Now imagine Jason’s shock when, after 20 years in Ontario, he returns to run Alberta for them and finds out they’ve had GSAs there for years now. So it was Jason who said the schools should tell the parents if a kid attends a GSA. Much in the same way that parents are contacted immediately if a student shows any interest in joining the school’s newspaper or, God forbid—the improv club—both activities that will lead to a lifetime of confusion.

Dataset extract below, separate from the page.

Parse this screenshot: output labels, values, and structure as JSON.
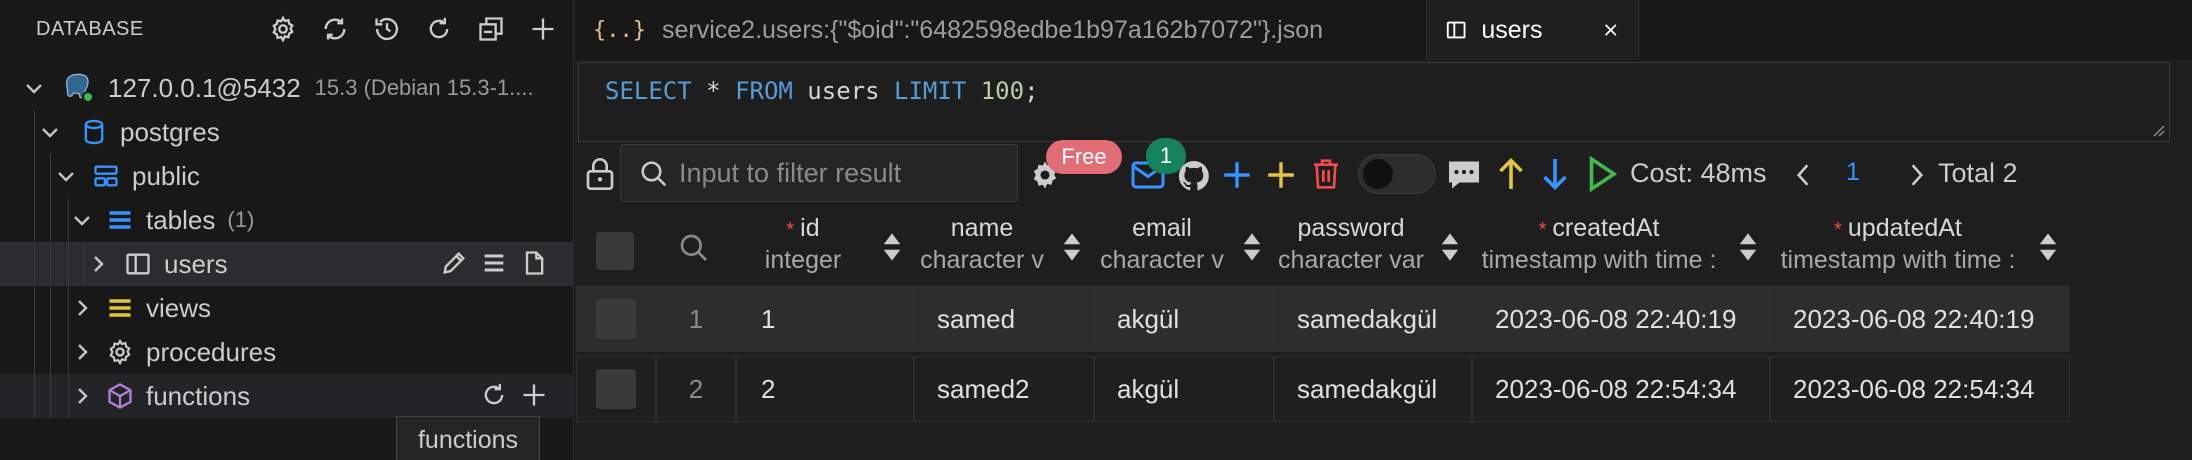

This is all about outing young people and it is serious because there is a very good chance that Jason Kenney will be the next Premier of Alberta. Jason. Stop it. Stick to playground rules. Pick on someone your own size.


Cheques and Balances

Posted: 08/11/2017 9:52:39 AM

So this past October 31st marked not just Halloween but exactly one year to the day since the Liberals promised to finally fix the Phoenix payroll system. Now for those of you not up to speed, Phoenix is a payroll system designed to pay every single Canadian civil servant. The Conservatives, they spent $307-million inventing this thing. Now unfortunately it didn’t work—it was total junk. So the Liberals came along, they spent $400-million fixing it.  Right now, and this is a technical evaluation, as far as payroll systems go it’s about as effective as a grade ten dropout with nine fingers and a serious buzz on.

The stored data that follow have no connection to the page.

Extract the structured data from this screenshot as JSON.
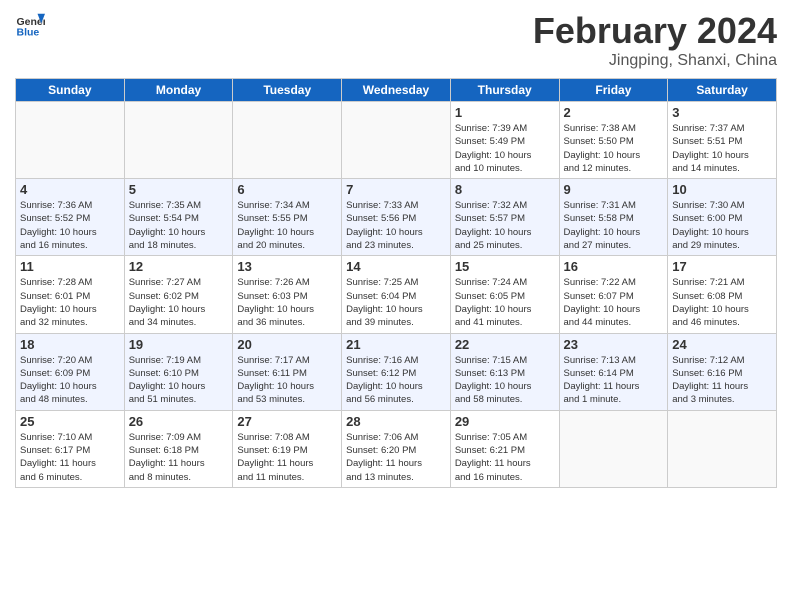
{
  "header": {
    "title": "February 2024",
    "subtitle": "Jingping, Shanxi, China"
  },
  "calendar": {
    "days": [
      "Sunday",
      "Monday",
      "Tuesday",
      "Wednesday",
      "Thursday",
      "Friday",
      "Saturday"
    ]
  },
  "rows": [
    [
      {
        "num": "",
        "info": ""
      },
      {
        "num": "",
        "info": ""
      },
      {
        "num": "",
        "info": ""
      },
      {
        "num": "",
        "info": ""
      },
      {
        "num": "1",
        "info": "Sunrise: 7:39 AM\nSunset: 5:49 PM\nDaylight: 10 hours\nand 10 minutes."
      },
      {
        "num": "2",
        "info": "Sunrise: 7:38 AM\nSunset: 5:50 PM\nDaylight: 10 hours\nand 12 minutes."
      },
      {
        "num": "3",
        "info": "Sunrise: 7:37 AM\nSunset: 5:51 PM\nDaylight: 10 hours\nand 14 minutes."
      }
    ],
    [
      {
        "num": "4",
        "info": "Sunrise: 7:36 AM\nSunset: 5:52 PM\nDaylight: 10 hours\nand 16 minutes."
      },
      {
        "num": "5",
        "info": "Sunrise: 7:35 AM\nSunset: 5:54 PM\nDaylight: 10 hours\nand 18 minutes."
      },
      {
        "num": "6",
        "info": "Sunrise: 7:34 AM\nSunset: 5:55 PM\nDaylight: 10 hours\nand 20 minutes."
      },
      {
        "num": "7",
        "info": "Sunrise: 7:33 AM\nSunset: 5:56 PM\nDaylight: 10 hours\nand 23 minutes."
      },
      {
        "num": "8",
        "info": "Sunrise: 7:32 AM\nSunset: 5:57 PM\nDaylight: 10 hours\nand 25 minutes."
      },
      {
        "num": "9",
        "info": "Sunrise: 7:31 AM\nSunset: 5:58 PM\nDaylight: 10 hours\nand 27 minutes."
      },
      {
        "num": "10",
        "info": "Sunrise: 7:30 AM\nSunset: 6:00 PM\nDaylight: 10 hours\nand 29 minutes."
      }
    ],
    [
      {
        "num": "11",
        "info": "Sunrise: 7:28 AM\nSunset: 6:01 PM\nDaylight: 10 hours\nand 32 minutes."
      },
      {
        "num": "12",
        "info": "Sunrise: 7:27 AM\nSunset: 6:02 PM\nDaylight: 10 hours\nand 34 minutes."
      },
      {
        "num": "13",
        "info": "Sunrise: 7:26 AM\nSunset: 6:03 PM\nDaylight: 10 hours\nand 36 minutes."
      },
      {
        "num": "14",
        "info": "Sunrise: 7:25 AM\nSunset: 6:04 PM\nDaylight: 10 hours\nand 39 minutes."
      },
      {
        "num": "15",
        "info": "Sunrise: 7:24 AM\nSunset: 6:05 PM\nDaylight: 10 hours\nand 41 minutes."
      },
      {
        "num": "16",
        "info": "Sunrise: 7:22 AM\nSunset: 6:07 PM\nDaylight: 10 hours\nand 44 minutes."
      },
      {
        "num": "17",
        "info": "Sunrise: 7:21 AM\nSunset: 6:08 PM\nDaylight: 10 hours\nand 46 minutes."
      }
    ],
    [
      {
        "num": "18",
        "info": "Sunrise: 7:20 AM\nSunset: 6:09 PM\nDaylight: 10 hours\nand 48 minutes."
      },
      {
        "num": "19",
        "info": "Sunrise: 7:19 AM\nSunset: 6:10 PM\nDaylight: 10 hours\nand 51 minutes."
      },
      {
        "num": "20",
        "info": "Sunrise: 7:17 AM\nSunset: 6:11 PM\nDaylight: 10 hours\nand 53 minutes."
      },
      {
        "num": "21",
        "info": "Sunrise: 7:16 AM\nSunset: 6:12 PM\nDaylight: 10 hours\nand 56 minutes."
      },
      {
        "num": "22",
        "info": "Sunrise: 7:15 AM\nSunset: 6:13 PM\nDaylight: 10 hours\nand 58 minutes."
      },
      {
        "num": "23",
        "info": "Sunrise: 7:13 AM\nSunset: 6:14 PM\nDaylight: 11 hours\nand 1 minute."
      },
      {
        "num": "24",
        "info": "Sunrise: 7:12 AM\nSunset: 6:16 PM\nDaylight: 11 hours\nand 3 minutes."
      }
    ],
    [
      {
        "num": "25",
        "info": "Sunrise: 7:10 AM\nSunset: 6:17 PM\nDaylight: 11 hours\nand 6 minutes."
      },
      {
        "num": "26",
        "info": "Sunrise: 7:09 AM\nSunset: 6:18 PM\nDaylight: 11 hours\nand 8 minutes."
      },
      {
        "num": "27",
        "info": "Sunrise: 7:08 AM\nSunset: 6:19 PM\nDaylight: 11 hours\nand 11 minutes."
      },
      {
        "num": "28",
        "info": "Sunrise: 7:06 AM\nSunset: 6:20 PM\nDaylight: 11 hours\nand 13 minutes."
      },
      {
        "num": "29",
        "info": "Sunrise: 7:05 AM\nSunset: 6:21 PM\nDaylight: 11 hours\nand 16 minutes."
      },
      {
        "num": "",
        "info": ""
      },
      {
        "num": "",
        "info": ""
      }
    ]
  ]
}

There are people who work for you and I, say for the Coast Guard or the Department of National Defence, who have not been paid for months and months. There are people being underpaid, people being overpaid, people being told that they are deceased. And the amazing thing is apparently there’s nothing that can be done about it.  What has happened to us? We’re not talking about colonizing Mars here. This is a payroll system. These things have been around forever.

During World War I, half a million Canadian men walked through store fronts, they turned their head, coughed and they were in the army. Then they put their name on a piece of paper and they could check a box if they wanted to send a portion of their wages home to mom, a sweetheart or that waitress in Halifax. And then they went off to war and guess what happened? They got paid, every single month by the Canadian government. Did I mention there was a war on?

Now one hundred years later every single possible mistake that can happen to a pay cheque is happening but in record speed with maximum efficiency. If this is what passes for progress in government, we need a lot less artificial intelligence and a few  more real brains.